University of Washington’s TBI Model System
Jeanne Hoffman, Ph.D., ABPP is a board-certified clinical psychologist at the Rehab Medicine Clinic at the University of Washington Medical Center, head of the UW Medicine Division of Rehabilitation Psychology and Neuropsychology, and a UW professor of Rehabilitation Medicine. She is an attending psychologist at the UW Medical Center Montlake Campus where she helps individuals cope with new disabilities and manage symptoms of depression and anxiety. She conducts research to improve outcomes for individuals with traumatic brain injury (TBI) and spinal cord injury (SCI) and examines access to healthcare for individuals with a disability. Her other research interests include adjustment to disability and new healthcare models and health services.
Dr. Hoffman is involved in several clinical trials. She is the Project Director for the UW TBI Model System funded by the National Institute on Disability, Independent Living, and Rehabilitation Research (NIDILRR), leading a local project examining the use of collaborative care to treat pain in individuals with TBI. She is a Co-Principal Investigator of a Patient-Centered Outcome Research Institute (PCORI) funded study comparing the effectiveness of two approaches to the transition from inpatient rehabilitation to the community for individuals with moderate to severe TBI. In addition, she is the Principal Investigator of the UW Late Effects of Traumatic Brain Injury (LETBI) and the UW Late Effects of Traumatic Brain Injury in Military Veterans (LETBI-MIL) studies funded by the NIH and the DOD. LETBI and LETBI-MIL aim to identify predictors, clinical phenotypes, imaging biomarkers, and histopathological signatures of neurodegenerative disease in Veteran and civilian populations with traumatic brain injury. Research in this field typically begins when a researcher receives the donated brain of someone who sustained brain trauma in life. However, the goal of LETBI is to identify clinical signatures of underlying pathology when someone is alive, so people can be diagnosed earlier — when there’s still time to treat it. Dr.

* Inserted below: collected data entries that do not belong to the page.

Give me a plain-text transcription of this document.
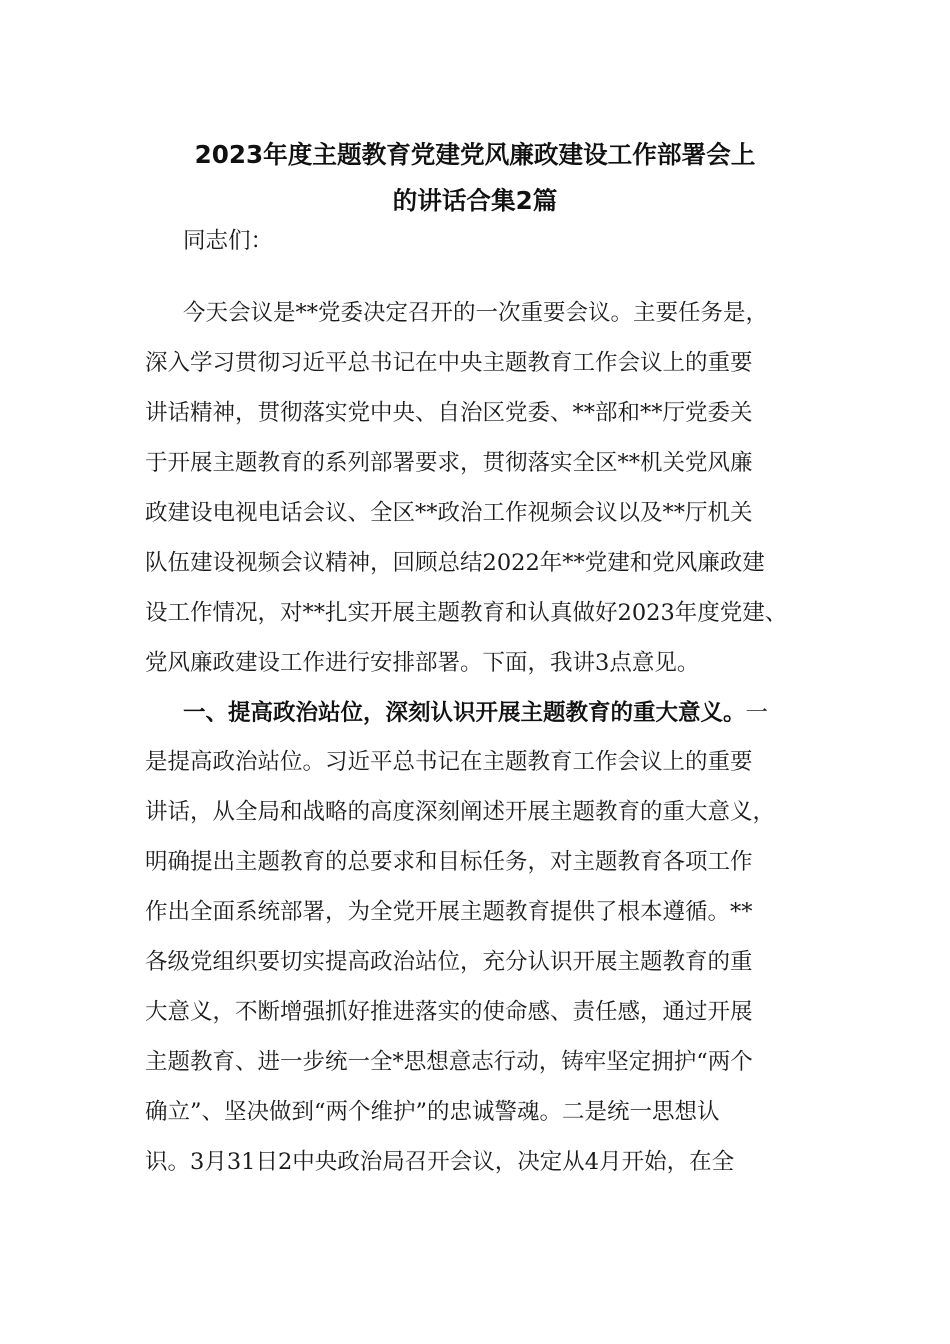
2023年度主题教育党建党风廉政建设工作部署会上
的讲话合集2篇
同志们：
今天会议是**党委决定召开的一次重要会议。主要任务是，
深入学习贯彻习近平总书记在中央主题教育工作会议上的重要
讲话精神，贯彻落实党中央、自治区党委、**部和**厅党委关
于开展主题教育的系列部署要求，贯彻落实全区**机关党风廉
政建设电视电话会议、全区**政治工作视频会议以及**厅机关
队伍建设视频会议精神，回顾总结2022年**党建和党风廉政建
设工作情况，对**扎实开展主题教育和认真做好2023年度党建、
党风廉政建设工作进行安排部署。下面，我讲3点意见。
一、提高政治站位，深刻认识开展主题教育的重大意义。一
是提高政治站位。习近平总书记在主题教育工作会议上的重要
讲话，从全局和战略的高度深刻阐述开展主题教育的重大意义，
明确提出主题教育的总要求和目标任务，对主题教育各项工作
作出全面系统部署，为全党开展主题教育提供了根本遵循。**
各级党组织要切实提高政治站位，充分认识开展主题教育的重
大意义，不断增强抓好推进落实的使命感、责任感，通过开展
主题教育、进一步统一全*思想意志行动，铸牢坚定拥护“两个
确立”、坚决做到“两个维护”的忠诚警魂。二是统一思想认
识。3月31日2中央政治局召开会议，决定从4月开始，在全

Hoffman has also led other clinical trials such as telephone-delivered cognitive behavioral therapy versus education for Veterans with pain and TBI, evaluating the effectiveness of scheduled telephone follow-up for individuals with SCI, the impact of exercise on mood after TBI, and assisted with studies of Amitriptyline to prevent headache in individuals with new mild TBI and Sumatriptan to treat headache in those who have had a TBI.

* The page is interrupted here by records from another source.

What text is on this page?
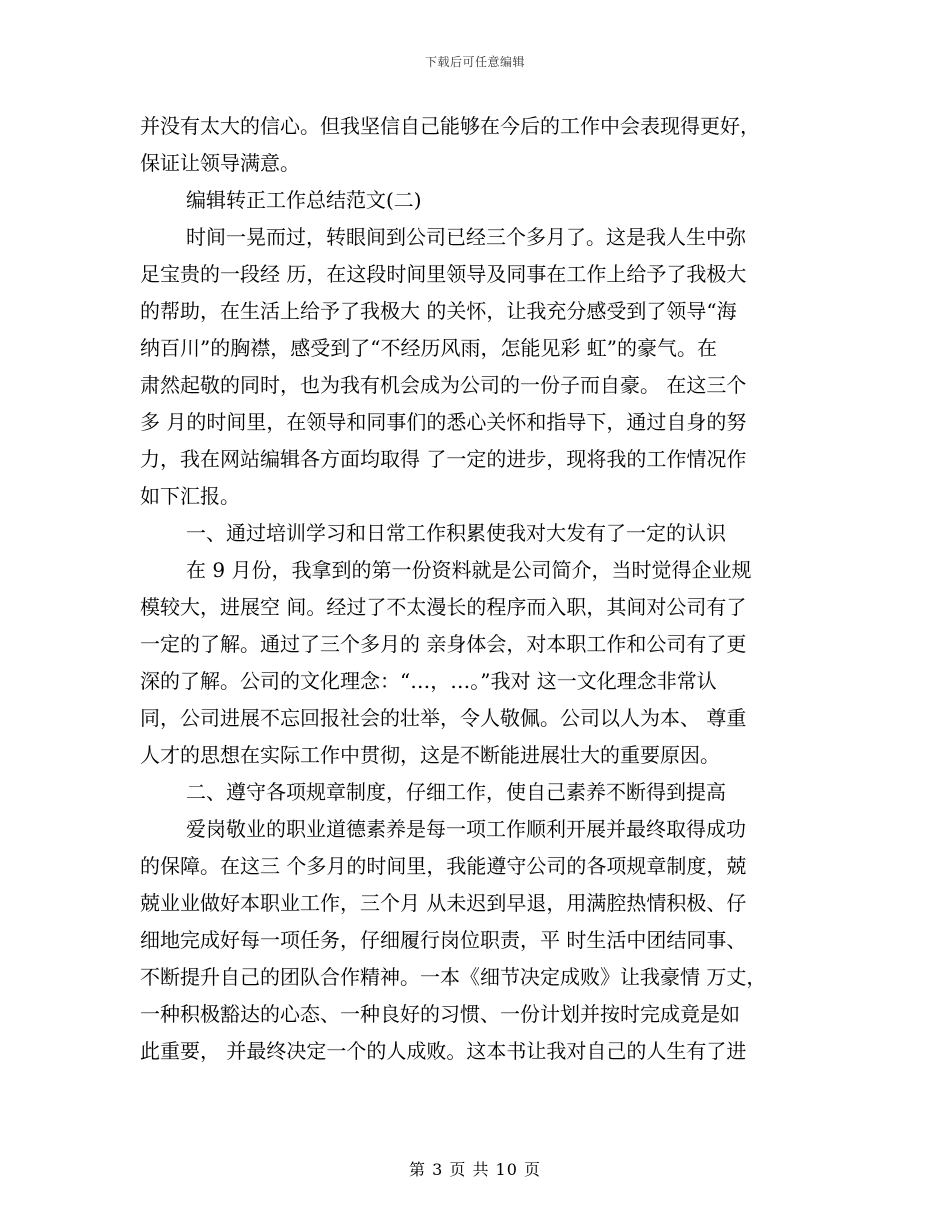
下载后可任意编辑
并没有太大的信心。但我坚信自己能够在今后的工作中会表现得更好，
保证让领导满意。
编辑转正工作总结范文(二)
时间一晃而过，转眼间到公司已经三个多月了。这是我人生中弥
足宝贵的一段经 历，在这段时间里领导及同事在工作上给予了我极大
的帮助，在生活上给予了我极大 的关怀，让我充分感受到了领导“海
纳百川”的胸襟，感受到了“不经历风雨，怎能见彩 虹”的豪气。在
肃然起敬的同时，也为我有机会成为公司的一份子而自豪。 在这三个
多 月的时间里，在领导和同事们的悉心关怀和指导下，通过自身的努
力，我在网站编辑各方面均取得 了一定的进步，现将我的工作情况作
如下汇报。
一、通过培训学习和日常工作积累使我对大发有了一定的认识
在 9 月份，我拿到的第一份资料就是公司简介，当时觉得企业规
模较大，进展空 间。经过了不太漫长的程序而入职，其间对公司有了
一定的了解。通过了三个多月的 亲身体会，对本职工作和公司有了更
深的了解。公司的文化理念：“…，…。”我对 这一文化理念非常认
同，公司进展不忘回报社会的壮举，令人敬佩。公司以人为本、 尊重
人才的思想在实际工作中贯彻，这是不断能进展壮大的重要原因。
二、遵守各项规章制度，仔细工作，使自己素养不断得到提高
爱岗敬业的职业道德素养是每一项工作顺利开展并最终取得成功
的保障。在这三 个多月的时间里，我能遵守公司的各项规章制度，兢
兢业业做好本职业工作，三个月 从未迟到早退，用满腔热情积极、仔
细地完成好每一项任务，仔细履行岗位职责，平 时生活中团结同事、
不断提升自己的团队合作精神。一本《细节决定成败》让我豪情 万丈，
一种积极豁达的心态、一种良好的习惯、一份计划并按时完成竟是如
此重要， 并最终决定一个的人成败。这本书让我对自己的人生有了进
第 3 页 共 10 页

In addition, Dr. Hoffman continues to be involved in examining pain after TBI as the Co-Principal Investigator on a study to gather information on pain after TBI for 3,800 individuals enrolled across 13 TBI Model System centers, which builds upon prior study of the natural history of headache research. Dr. Hoffman has also been involved with the analysis of large datasets including several projects using the TBI Model System National Database, the National Trauma Data Bank, SCI Model System National Database, the Medicare Current Beneficiary Survey, and data from Kaiser Permanente of Northern California with a focus on access to treatment for individuals with disability.